Став на стул, Белов снял фонарь и поставил перед собой. Ладонью старательно разгладил мятую промокашку. Она была почти чистая, лишь несколько отпечатков пересекли ее вдоль и наискосок. Внимательно разглядывая ее, Белов глубоко задумался. Впервые за этот сумасшедший день на его лице появилось выражение удовлетворенности и даже — гляди-ка! — улыбка, сделавшая его немного похожим на японца. Белов достал из кармана сверток, не глядя развернул его, откусил от бутерброда.
Неожиданно в полной тишине раздался скрип отворяемой двери. Белов вздрогнул, непроизвольно схватился за кобуру.
— А я слышу, кто-то все ходит, ходит… — раздался старушечий голос, и в круге света появилась дворничиха тетя Маня в накинутом на плечи долгополом пальто. — Здравствуй, дорогой товарищ, поздненько ты чегой-то, — пропела она подобострастно.
— Разбудил я тебя, тетя Маня, — весело и без тени сочувствия отозвался Иван Степанович. — Ничего, делать тебе все одно нечего, а у нас, брат, служба…
— Да уж, — с пониманием вздохнула старуха. — А я тебя поджидала, дорогой товарищ, да-а… Фамилию-то я вспомнила… Того, что в сенках стоял, кашлюна.
— Да ну?!
— Вот и ну, вспомнила. Давеча, как рубить капусту начала, — и как стрельнет мне… Господи, думаю, да как же я забыла? Ягунин его фамилия, Ягунин!..
— Что-о? — Белов даже встал из-за стола, — Ты ничего не путаешь, тетя Маня?
— А чего мне путать? Чай, из ума еще не вышла. Так и сказал. Иди, говорит, товарищ Ягунин. Протокол писать надо. Он и пошел.
Белов озабоченно покачал головой.
— Ай-ай-ай! Вот это, я понимаю, фактик, да-а… Против такого не попрешь!.. Ну, тетя Маня, спасибо тебе такое, что…
Он махнул рукой и рассмеялся.
Дворничиха тоже попробовала засмеяться да не получилось. Больно уж странно вел себя товарищ начальник, а женщина она была, ох, подозрительная…
Пятница
1
Вчерашняя краснота неба наутро обернулась ветром. Горячие смерчи гуляли по улицам Самары, и не то что окна — ставни закрывали обыватели, чтоб не хрустело на зубах, хоть и ели они теперь не часто.

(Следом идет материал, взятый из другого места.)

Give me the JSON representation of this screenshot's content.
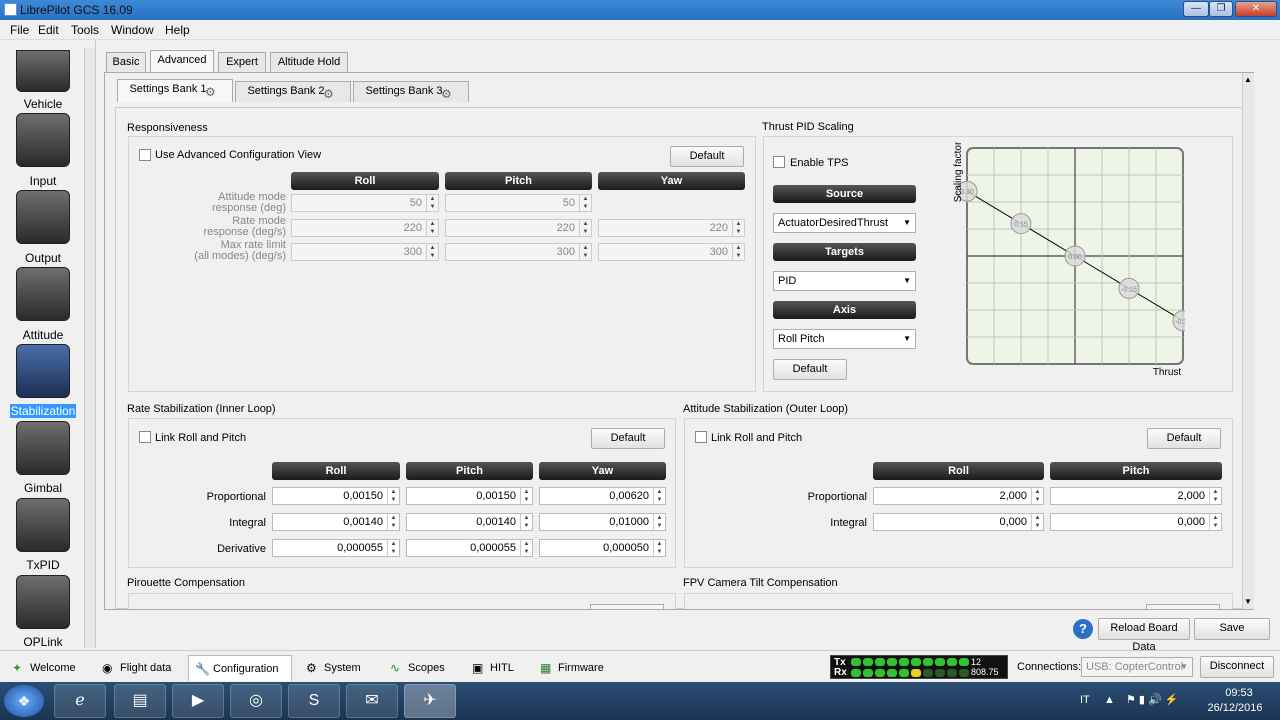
{
  "window": {
    "title": "LibrePilot GCS 16.09"
  },
  "menu": [
    "File",
    "Edit",
    "Tools",
    "Window",
    "Help"
  ],
  "sidebar": {
    "items": [
      {
        "label": "Vehicle",
        "icon": "vehicle-icon"
      },
      {
        "label": "Input",
        "icon": "transmitter-icon"
      },
      {
        "label": "Output",
        "icon": "motor-icon"
      },
      {
        "label": "Attitude",
        "icon": "attitude-icon"
      },
      {
        "label": "Stabilization",
        "icon": "stabilization-icon",
        "selected": true
      },
      {
        "label": "Gimbal",
        "icon": "camera-icon"
      },
      {
        "label": "TxPID",
        "icon": "meter-icon"
      },
      {
        "label": "OPLink",
        "icon": "antenna-icon"
      }
    ]
  },
  "tabs": [
    "Basic",
    "Advanced",
    "Expert",
    "Altitude Hold"
  ],
  "bank_tabs": [
    "Settings Bank 1",
    "Settings Bank 2",
    "Settings Bank 3"
  ],
  "responsiveness": {
    "title": "Responsiveness",
    "advanced_label": "Use Advanced Configuration View",
    "default_label": "Default",
    "headers": [
      "Roll",
      "Pitch",
      "Yaw"
    ],
    "rows": [
      {
        "label1": "Attitude mode",
        "label2": "response (deg)",
        "values": [
          "50",
          "50"
        ]
      },
      {
        "label1": "Rate mode",
        "label2": "response (deg/s)",
        "values": [
          "220",
          "220",
          "220"
        ]
      },
      {
        "label1": "Max rate limit",
        "label2": "(all modes) (deg/s)",
        "values": [
          "300",
          "300",
          "300"
        ]
      }
    ]
  },
  "thrust": {
    "title": "Thrust PID Scaling",
    "enable_label": "Enable TPS",
    "source_label": "Source",
    "source_value": "ActuatorDesiredThrust",
    "targets_label": "Targets",
    "targets_value": "PID",
    "axis_label": "Axis",
    "axis_value": "Roll Pitch",
    "default_label": "Default",
    "chart_ylabel": "Scaling factor",
    "chart_xlabel": "Thrust",
    "points": [
      "0.30",
      "0.15",
      "0.00",
      "-0.15",
      "-0.30"
    ]
  },
  "chart_data": {
    "type": "line",
    "x": [
      0,
      0.25,
      0.5,
      0.75,
      1.0
    ],
    "values": [
      0.3,
      0.15,
      0.0,
      -0.15,
      -0.3
    ],
    "xlabel": "Thrust",
    "ylabel": "Scaling factor",
    "ylim": [
      -0.5,
      0.5
    ],
    "grid": true
  },
  "rate": {
    "title": "Rate Stabilization (Inner Loop)",
    "link_label": "Link Roll and Pitch",
    "default_label": "Default",
    "headers": [
      "Roll",
      "Pitch",
      "Yaw"
    ],
    "rows": [
      {
        "label": "Proportional",
        "values": [
          "0,00150",
          "0,00150",
          "0,00620"
        ]
      },
      {
        "label": "Integral",
        "values": [
          "0,00140",
          "0,00140",
          "0,01000"
        ]
      },
      {
        "label": "Derivative",
        "values": [
          "0,000055",
          "0,000055",
          "0,000050"
        ]
      }
    ]
  },
  "attitude": {
    "title": "Attitude Stabilization (Outer Loop)",
    "link_label": "Link Roll and Pitch",
    "default_label": "Default",
    "headers": [
      "Roll",
      "Pitch"
    ],
    "rows": [
      {
        "label": "Proportional",
        "values": [
          "2,000",
          "2,000"
        ]
      },
      {
        "label": "Integral",
        "values": [
          "0,000",
          "0,000"
        ]
      }
    ]
  },
  "pirouette": {
    "title": "Pirouette Compensation"
  },
  "fpv": {
    "title": "FPV Camera Tilt Compensation"
  },
  "footer": {
    "reload_label": "Reload Board Data",
    "save_label": "Save"
  },
  "bottom_tabs": [
    "Welcome",
    "Flight data",
    "Configuration",
    "System",
    "Scopes",
    "HITL",
    "Firmware"
  ],
  "telemetry": {
    "tx_label": "Tx",
    "rx_label": "Rx",
    "tx_value": "12",
    "rx_value": "808.75"
  },
  "connections": {
    "label": "Connections:",
    "value": "USB: CopterControl",
    "disconnect_label": "Disconnect"
  },
  "taskbar": {
    "lang": "IT",
    "time": "09:53",
    "date": "26/12/2016"
  }
}
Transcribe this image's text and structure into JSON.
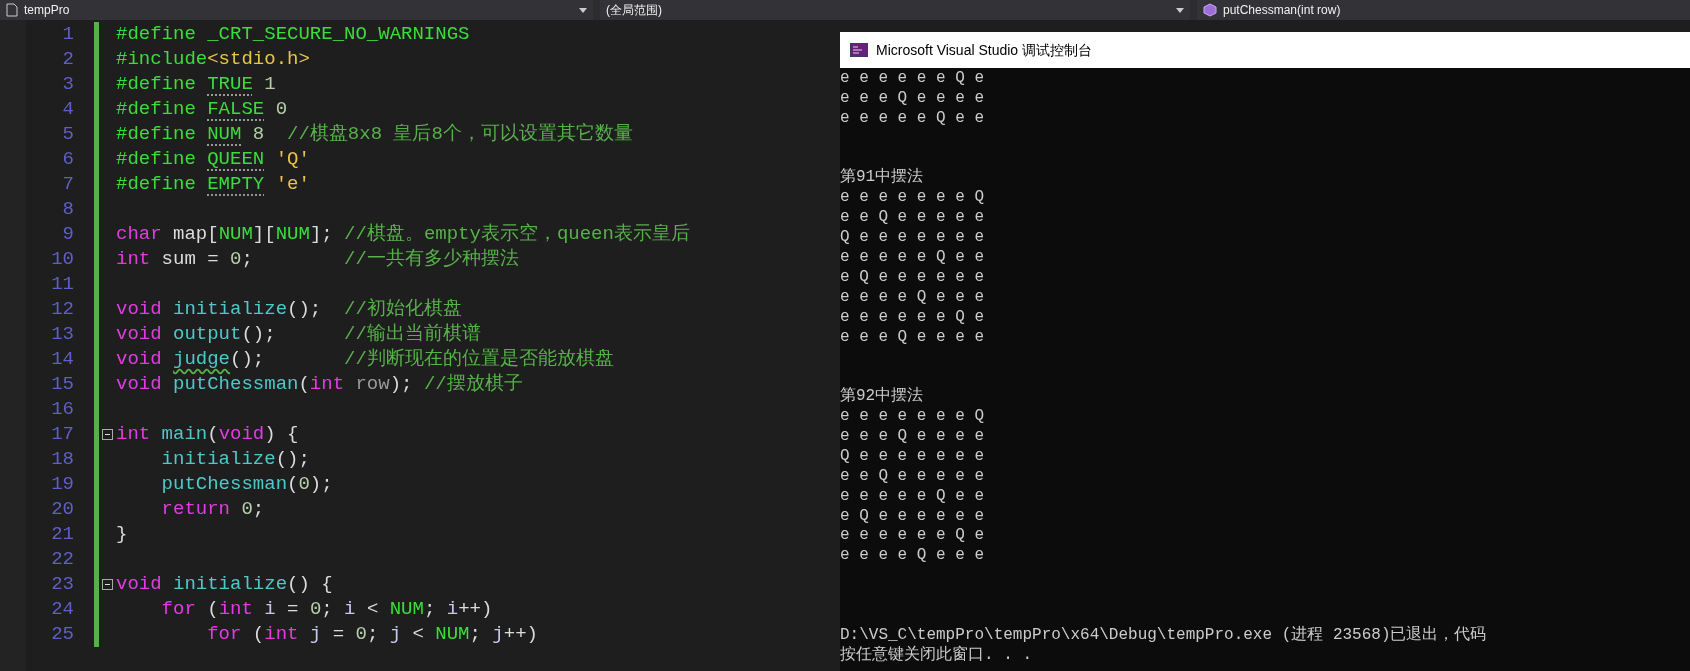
{
  "editor_toolbar": {
    "project": "tempPro",
    "scope": "(全局范围)",
    "member": "putChessman(int row)"
  },
  "code_lines": [
    {
      "number": "1",
      "changed": true,
      "fold": false,
      "tokens": [
        {
          "kind": "pp",
          "text": "#define _CRT_SECURE_NO_WARNINGS"
        }
      ]
    },
    {
      "number": "2",
      "changed": true,
      "fold": false,
      "tokens": [
        {
          "kind": "pp",
          "text": "#include"
        },
        {
          "kind": "str",
          "text": "<stdio.h>"
        }
      ]
    },
    {
      "number": "3",
      "changed": true,
      "fold": false,
      "tokens": [
        {
          "kind": "pp",
          "text": "#define "
        },
        {
          "kind": "macro_def",
          "text": "TRUE"
        },
        {
          "kind": "num",
          "text": " 1"
        }
      ]
    },
    {
      "number": "4",
      "changed": true,
      "fold": false,
      "tokens": [
        {
          "kind": "pp",
          "text": "#define "
        },
        {
          "kind": "macro_def",
          "text": "FALSE"
        },
        {
          "kind": "num",
          "text": " 0"
        }
      ]
    },
    {
      "number": "5",
      "changed": true,
      "fold": false,
      "tokens": [
        {
          "kind": "pp",
          "text": "#define "
        },
        {
          "kind": "macro_def",
          "text": "NUM"
        },
        {
          "kind": "num",
          "text": " 8  "
        },
        {
          "kind": "comment",
          "text": "//棋盘8x8 皇后8个，可以设置其它数量"
        }
      ]
    },
    {
      "number": "6",
      "changed": true,
      "fold": false,
      "tokens": [
        {
          "kind": "pp",
          "text": "#define "
        },
        {
          "kind": "macro_def",
          "text": "QUEEN"
        },
        {
          "kind": "str",
          "text": " 'Q'"
        }
      ]
    },
    {
      "number": "7",
      "changed": true,
      "fold": false,
      "tokens": [
        {
          "kind": "pp",
          "text": "#define "
        },
        {
          "kind": "macro_def",
          "text": "EMPTY"
        },
        {
          "kind": "str",
          "text": " 'e'"
        }
      ]
    },
    {
      "number": "8",
      "changed": true,
      "fold": false
    },
    {
      "number": "9",
      "changed": true,
      "fold": false,
      "tokens": [
        {
          "kind": "kw",
          "text": "char"
        },
        {
          "kind": "plain",
          "text": " map["
        },
        {
          "kind": "macro",
          "text": "NUM"
        },
        {
          "kind": "plain",
          "text": "]["
        },
        {
          "kind": "macro",
          "text": "NUM"
        },
        {
          "kind": "plain",
          "text": "]; "
        },
        {
          "kind": "comment",
          "text": "//棋盘。empty表示空，queen表示皇后"
        }
      ]
    },
    {
      "number": "10",
      "changed": true,
      "fold": false,
      "tokens": [
        {
          "kind": "kw",
          "text": "int"
        },
        {
          "kind": "plain",
          "text": " sum = "
        },
        {
          "kind": "num",
          "text": "0"
        },
        {
          "kind": "plain",
          "text": ";        "
        },
        {
          "kind": "comment",
          "text": "//一共有多少种摆法"
        }
      ]
    },
    {
      "number": "11",
      "changed": true,
      "fold": false
    },
    {
      "number": "12",
      "changed": true,
      "fold": false,
      "tokens": [
        {
          "kind": "kw",
          "text": "void "
        },
        {
          "kind": "fn",
          "text": "initialize"
        },
        {
          "kind": "plain",
          "text": "();  "
        },
        {
          "kind": "comment",
          "text": "//初始化棋盘"
        }
      ]
    },
    {
      "number": "13",
      "changed": true,
      "fold": false,
      "tokens": [
        {
          "kind": "kw",
          "text": "void "
        },
        {
          "kind": "fn",
          "text": "output"
        },
        {
          "kind": "plain",
          "text": "();      "
        },
        {
          "kind": "comment",
          "text": "//输出当前棋谱"
        }
      ]
    },
    {
      "number": "14",
      "changed": true,
      "fold": false,
      "tokens": [
        {
          "kind": "kw",
          "text": "void "
        },
        {
          "kind": "fn_warn",
          "text": "judge"
        },
        {
          "kind": "plain",
          "text": "();       "
        },
        {
          "kind": "comment",
          "text": "//判断现在的位置是否能放棋盘"
        }
      ]
    },
    {
      "number": "15",
      "changed": true,
      "fold": false,
      "tokens": [
        {
          "kind": "kw",
          "text": "void "
        },
        {
          "kind": "fn",
          "text": "putChessman"
        },
        {
          "kind": "plain",
          "text": "("
        },
        {
          "kind": "kw",
          "text": "int "
        },
        {
          "kind": "param",
          "text": "row"
        },
        {
          "kind": "plain",
          "text": "); "
        },
        {
          "kind": "comment",
          "text": "//摆放棋子"
        }
      ]
    },
    {
      "number": "16",
      "changed": true,
      "fold": false
    },
    {
      "number": "17",
      "changed": true,
      "fold": true,
      "tokens": [
        {
          "kind": "kw",
          "text": "int "
        },
        {
          "kind": "fn",
          "text": "main"
        },
        {
          "kind": "plain",
          "text": "("
        },
        {
          "kind": "kw",
          "text": "void"
        },
        {
          "kind": "plain",
          "text": ") {"
        }
      ]
    },
    {
      "number": "18",
      "changed": true,
      "fold": false,
      "tokens": [
        {
          "kind": "fn",
          "text": "    initialize"
        },
        {
          "kind": "plain",
          "text": "();"
        }
      ]
    },
    {
      "number": "19",
      "changed": true,
      "fold": false,
      "tokens": [
        {
          "kind": "fn",
          "text": "    putChessman"
        },
        {
          "kind": "plain",
          "text": "("
        },
        {
          "kind": "num",
          "text": "0"
        },
        {
          "kind": "plain",
          "text": ");"
        }
      ]
    },
    {
      "number": "20",
      "changed": true,
      "fold": false,
      "tokens": [
        {
          "kind": "kw",
          "text": "    return"
        },
        {
          "kind": "num",
          "text": " 0"
        },
        {
          "kind": "plain",
          "text": ";"
        }
      ]
    },
    {
      "number": "21",
      "changed": true,
      "fold": false,
      "tokens": [
        {
          "kind": "plain",
          "text": "}"
        }
      ]
    },
    {
      "number": "22",
      "changed": true,
      "fold": false
    },
    {
      "number": "23",
      "changed": true,
      "fold": true,
      "tokens": [
        {
          "kind": "kw",
          "text": "void "
        },
        {
          "kind": "fn",
          "text": "initialize"
        },
        {
          "kind": "plain",
          "text": "() {"
        }
      ]
    },
    {
      "number": "24",
      "changed": true,
      "fold": false,
      "tokens": [
        {
          "kind": "kw",
          "text": "    for"
        },
        {
          "kind": "plain",
          "text": " ("
        },
        {
          "kind": "kw",
          "text": "int "
        },
        {
          "kind": "var",
          "text": "i"
        },
        {
          "kind": "plain",
          "text": " = "
        },
        {
          "kind": "num",
          "text": "0"
        },
        {
          "kind": "plain",
          "text": "; "
        },
        {
          "kind": "var",
          "text": "i"
        },
        {
          "kind": "plain",
          "text": " < "
        },
        {
          "kind": "macro",
          "text": "NUM"
        },
        {
          "kind": "plain",
          "text": "; "
        },
        {
          "kind": "var",
          "text": "i"
        },
        {
          "kind": "plain",
          "text": "++)"
        }
      ]
    },
    {
      "number": "25",
      "changed": true,
      "fold": false,
      "tokens": [
        {
          "kind": "kw",
          "text": "        for"
        },
        {
          "kind": "plain",
          "text": " ("
        },
        {
          "kind": "kw",
          "text": "int "
        },
        {
          "kind": "var",
          "text": "j"
        },
        {
          "kind": "plain",
          "text": " = "
        },
        {
          "kind": "num",
          "text": "0"
        },
        {
          "kind": "plain",
          "text": "; "
        },
        {
          "kind": "var",
          "text": "j"
        },
        {
          "kind": "plain",
          "text": " < "
        },
        {
          "kind": "macro",
          "text": "NUM"
        },
        {
          "kind": "plain",
          "text": "; "
        },
        {
          "kind": "var",
          "text": "j"
        },
        {
          "kind": "plain",
          "text": "++)"
        }
      ]
    }
  ],
  "console": {
    "title": "Microsoft Visual Studio 调试控制台",
    "lines": [
      {
        "kind": "text",
        "text": "e e e e e e Q e"
      },
      {
        "kind": "text",
        "text": "e e e Q e e e e"
      },
      {
        "kind": "text",
        "text": "e e e e e Q e e"
      },
      {
        "kind": "blank"
      },
      {
        "kind": "blank"
      },
      {
        "kind": "text",
        "text": "第91中摆法"
      },
      {
        "kind": "text",
        "text": "e e e e e e e Q"
      },
      {
        "kind": "text",
        "text": "e e Q e e e e e"
      },
      {
        "kind": "text",
        "text": "Q e e e e e e e"
      },
      {
        "kind": "text",
        "text": "e e e e e Q e e"
      },
      {
        "kind": "text",
        "text": "e Q e e e e e e"
      },
      {
        "kind": "text",
        "text": "e e e e Q e e e"
      },
      {
        "kind": "text",
        "text": "e e e e e e Q e"
      },
      {
        "kind": "text",
        "text": "e e e Q e e e e"
      },
      {
        "kind": "blank"
      },
      {
        "kind": "blank"
      },
      {
        "kind": "text",
        "text": "第92中摆法"
      },
      {
        "kind": "text",
        "text": "e e e e e e e Q"
      },
      {
        "kind": "text",
        "text": "e e e Q e e e e"
      },
      {
        "kind": "text",
        "text": "Q e e e e e e e"
      },
      {
        "kind": "text",
        "text": "e e Q e e e e e"
      },
      {
        "kind": "text",
        "text": "e e e e e Q e e"
      },
      {
        "kind": "text",
        "text": "e Q e e e e e e"
      },
      {
        "kind": "text",
        "text": "e e e e e e Q e"
      },
      {
        "kind": "text",
        "text": "e e e e Q e e e"
      },
      {
        "kind": "blank"
      },
      {
        "kind": "blank"
      },
      {
        "kind": "blank"
      },
      {
        "kind": "text",
        "text": "D:\\VS_C\\tempPro\\tempPro\\x64\\Debug\\tempPro.exe (进程 23568)已退出，代码"
      },
      {
        "kind": "text",
        "text": "按任意键关闭此窗口. . ."
      }
    ]
  }
}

После того как порыв ветра швырнул на стол песок, а бумаги вдруг воспарили, Ивану Степановичу тоже пришлось закрыть окно. Он не терпел духоту и спал в любой мороз при отворенной форточке. Но сейчас выхода не было: немыслимо вести допрос, если все внимание уходит не на вопросы-ответы, а только на то, чтоб удержать на столе бумажки и вовремя почистить от пыли перо. Но процедура, в общем-то, уже шла к концу. Буфетчица давно перестала всхлипывать, только платочек еще теребила да украдкой посматривала на чекиста. По лицу ее нелегко было определить, взволнована ли она, смущена ли, испугана ли или только старается казаться взволнованной, испуганной и смущенной.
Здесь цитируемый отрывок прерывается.